We are a law‑abiding citizenry. Australians would be and are appalled by those who do not pay the fair share they owe to their fellow citizens through the taxation system.

The bill has been presented as an integrity measure to close tax loopholes and provide greater clarity in the current legislative framework.

Taking out the legislative ambiguity is aimed at preventing legal disputation and litigious actions for both the State and the individuals involved. Litigation is costly in time and finances for all parties involved, with the only winners being the legal fraternity and their increasing billable hours.

In addition, schedule 8 seeks to deter and "prohibit" individuals and organisations from the "promotion of tax avoidance schemes".

As verbally tempting as it is, I will not regurgitate the Minister's 28-page second reading speech, which was tabled, I might add, rather than read, as is traditionally required and expected.

However, a number of the integrity measures in the bill are worth pointing out.

I note, for example, that schedules 2 and 3 deal, among other things, with the removal of the power to enforce imprisonment of a fine defaulter. I am advised that such powers have never been exercised and are not likely to ever be exercised. Further, any enforcement of the imprisonment powers would disproportionately impact more socially and economically disadvantaged groups. Such punitive measures would be and are likely to be disproportionate to the offence of defaulting on a fine.

Individuals might be experiencing economic challenges at any point in time for a range of complex personal, employment, emotional or psychological reasons that would prevent them from meeting their infringement financial payments. The use of a supervised work and development scheme is a much more suitable, fairer and effective way for an individual to repay their fine if they are unable to meet the financial requirements.

For the vast majority of Australians, their first property is the biggest asset they will acquire in their lives and will take the longest time to pay off.

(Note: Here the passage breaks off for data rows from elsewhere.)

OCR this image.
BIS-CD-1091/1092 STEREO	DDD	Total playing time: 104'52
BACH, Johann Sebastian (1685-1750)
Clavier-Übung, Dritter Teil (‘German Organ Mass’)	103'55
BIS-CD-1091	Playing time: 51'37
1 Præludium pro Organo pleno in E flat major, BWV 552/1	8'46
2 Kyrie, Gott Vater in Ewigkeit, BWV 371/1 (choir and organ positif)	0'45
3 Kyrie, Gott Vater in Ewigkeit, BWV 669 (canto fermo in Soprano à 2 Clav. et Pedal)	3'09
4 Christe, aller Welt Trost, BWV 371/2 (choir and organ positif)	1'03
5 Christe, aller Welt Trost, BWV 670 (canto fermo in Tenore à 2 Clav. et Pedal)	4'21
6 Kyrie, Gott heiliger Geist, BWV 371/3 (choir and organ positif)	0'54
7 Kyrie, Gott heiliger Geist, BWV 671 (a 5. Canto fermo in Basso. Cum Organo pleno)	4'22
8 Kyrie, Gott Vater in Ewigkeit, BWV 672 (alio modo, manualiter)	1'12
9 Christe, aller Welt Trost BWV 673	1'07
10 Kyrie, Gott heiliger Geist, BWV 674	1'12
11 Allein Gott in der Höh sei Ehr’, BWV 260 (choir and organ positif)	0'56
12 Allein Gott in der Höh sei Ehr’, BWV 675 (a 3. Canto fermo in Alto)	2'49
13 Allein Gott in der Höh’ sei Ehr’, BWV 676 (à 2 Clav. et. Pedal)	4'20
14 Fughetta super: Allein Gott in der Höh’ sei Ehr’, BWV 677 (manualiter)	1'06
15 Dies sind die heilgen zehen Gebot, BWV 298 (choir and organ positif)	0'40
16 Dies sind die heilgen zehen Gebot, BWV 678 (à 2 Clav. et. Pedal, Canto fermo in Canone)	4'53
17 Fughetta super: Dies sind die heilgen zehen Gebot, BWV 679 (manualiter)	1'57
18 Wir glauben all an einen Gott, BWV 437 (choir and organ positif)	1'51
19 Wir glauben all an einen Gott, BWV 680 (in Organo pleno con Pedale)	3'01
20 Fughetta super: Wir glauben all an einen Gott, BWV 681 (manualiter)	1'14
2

The First Home Owner Grant scheme assists first home buyers, who would predominantly be younger Australians, to enter the housing market and own their personal slice of Australia. Eligibility to receive duties concessions is based on the estimated value of the home or land being purchased.

To maintain the scheme's integrity, schedule 4 has been amended to ensure that eligibility is based on when a contract is completed, not when it is made. The semantic change from "a contract made" to "a contract completed" is significant. This measure prevents post-contract variations being made, which potentially result in the purchase price threshold being surpassed and thereby affect an applicant's eligibility for the grant. Applicants who have made post-contract variations that put their purchase values beyond the threshold and received the duties concession would be rightly required to pay it back.

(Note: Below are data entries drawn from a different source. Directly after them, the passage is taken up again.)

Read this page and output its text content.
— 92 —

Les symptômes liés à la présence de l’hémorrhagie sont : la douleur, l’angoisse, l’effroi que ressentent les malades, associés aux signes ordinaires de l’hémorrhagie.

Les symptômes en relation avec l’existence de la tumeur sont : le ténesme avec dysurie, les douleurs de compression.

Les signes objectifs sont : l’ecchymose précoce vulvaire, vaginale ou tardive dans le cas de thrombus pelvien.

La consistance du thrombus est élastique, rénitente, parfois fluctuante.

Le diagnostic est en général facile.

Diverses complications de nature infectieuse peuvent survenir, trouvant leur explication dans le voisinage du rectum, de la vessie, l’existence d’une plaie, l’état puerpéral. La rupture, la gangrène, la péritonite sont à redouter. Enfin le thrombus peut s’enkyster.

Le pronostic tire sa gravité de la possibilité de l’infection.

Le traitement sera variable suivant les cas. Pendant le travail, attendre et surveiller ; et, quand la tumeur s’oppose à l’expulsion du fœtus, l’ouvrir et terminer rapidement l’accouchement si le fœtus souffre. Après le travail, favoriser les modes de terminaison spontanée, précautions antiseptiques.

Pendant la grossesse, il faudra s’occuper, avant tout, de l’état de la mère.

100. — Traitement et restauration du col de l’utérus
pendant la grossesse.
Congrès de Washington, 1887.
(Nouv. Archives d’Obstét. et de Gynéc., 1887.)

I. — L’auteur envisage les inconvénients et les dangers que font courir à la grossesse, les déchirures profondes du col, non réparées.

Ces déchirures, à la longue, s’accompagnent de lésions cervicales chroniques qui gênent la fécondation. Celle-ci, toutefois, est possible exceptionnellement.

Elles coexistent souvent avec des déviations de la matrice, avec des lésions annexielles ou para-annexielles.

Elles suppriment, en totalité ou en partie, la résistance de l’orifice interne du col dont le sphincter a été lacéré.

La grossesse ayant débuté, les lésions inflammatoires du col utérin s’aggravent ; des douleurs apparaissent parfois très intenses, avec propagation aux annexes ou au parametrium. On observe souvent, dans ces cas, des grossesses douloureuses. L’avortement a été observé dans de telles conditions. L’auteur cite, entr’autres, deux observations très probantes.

Despite the positive measures and the bill's well-intended purpose as an integrity measure in closing loopholes and deterring tax avoidance activity, it should be recognised that sometimes, in drafting legislation, the intention does not always produce the required result.

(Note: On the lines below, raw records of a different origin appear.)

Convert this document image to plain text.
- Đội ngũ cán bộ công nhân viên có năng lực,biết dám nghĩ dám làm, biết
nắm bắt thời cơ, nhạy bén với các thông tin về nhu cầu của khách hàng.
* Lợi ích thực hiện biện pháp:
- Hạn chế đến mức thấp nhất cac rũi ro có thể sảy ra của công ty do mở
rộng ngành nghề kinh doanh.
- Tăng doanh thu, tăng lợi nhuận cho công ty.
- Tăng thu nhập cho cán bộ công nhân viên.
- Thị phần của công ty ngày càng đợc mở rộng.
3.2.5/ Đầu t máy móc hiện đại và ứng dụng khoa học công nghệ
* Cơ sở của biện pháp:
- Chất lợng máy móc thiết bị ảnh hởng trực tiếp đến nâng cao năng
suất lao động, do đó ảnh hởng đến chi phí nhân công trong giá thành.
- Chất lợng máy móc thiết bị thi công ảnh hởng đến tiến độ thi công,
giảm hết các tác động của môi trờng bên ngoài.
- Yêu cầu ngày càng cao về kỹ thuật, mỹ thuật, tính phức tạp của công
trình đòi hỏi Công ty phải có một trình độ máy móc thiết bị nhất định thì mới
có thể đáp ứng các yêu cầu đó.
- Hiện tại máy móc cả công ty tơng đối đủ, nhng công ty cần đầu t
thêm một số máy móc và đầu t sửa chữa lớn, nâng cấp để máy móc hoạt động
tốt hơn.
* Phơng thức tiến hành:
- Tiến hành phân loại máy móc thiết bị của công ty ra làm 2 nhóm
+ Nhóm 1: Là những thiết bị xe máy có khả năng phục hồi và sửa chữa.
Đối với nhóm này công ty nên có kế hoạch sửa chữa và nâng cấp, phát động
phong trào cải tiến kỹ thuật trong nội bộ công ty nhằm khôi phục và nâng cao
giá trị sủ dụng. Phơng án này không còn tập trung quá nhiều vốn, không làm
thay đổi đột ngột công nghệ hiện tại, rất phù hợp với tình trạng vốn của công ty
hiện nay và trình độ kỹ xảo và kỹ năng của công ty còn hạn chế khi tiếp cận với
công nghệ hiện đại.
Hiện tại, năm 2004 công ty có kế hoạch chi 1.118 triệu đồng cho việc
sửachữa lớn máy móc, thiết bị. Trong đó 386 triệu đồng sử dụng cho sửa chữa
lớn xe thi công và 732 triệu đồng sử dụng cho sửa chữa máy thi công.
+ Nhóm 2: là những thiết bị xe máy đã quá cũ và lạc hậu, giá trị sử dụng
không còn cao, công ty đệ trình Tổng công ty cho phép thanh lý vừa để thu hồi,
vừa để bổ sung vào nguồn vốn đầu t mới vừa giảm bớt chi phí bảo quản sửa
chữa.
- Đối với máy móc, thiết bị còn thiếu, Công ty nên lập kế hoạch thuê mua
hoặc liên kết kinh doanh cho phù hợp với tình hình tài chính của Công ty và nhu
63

An unintended gap can occur between the policy objectives and the way legislation can be interpreted, especially when ambiguity exists or at least is perceived to exist. Such a scenario could lead to increased litigation and disputation, which is opposite to the bill's original intention of providing greater clarity and consistency in the administration of duties, fines and revenue legislation.

In my consultation with stakeholders, I raised a number of issues to gain a better understanding on some sections of the bill that would be likely to cause greater debate. I was delighted to hear suggestions from stakeholders on how the bill could be interpreted and its potential impact, both intended and unintended, on taxpayers.

The concerns raised with me fall into three main categories. I will deal with them individually.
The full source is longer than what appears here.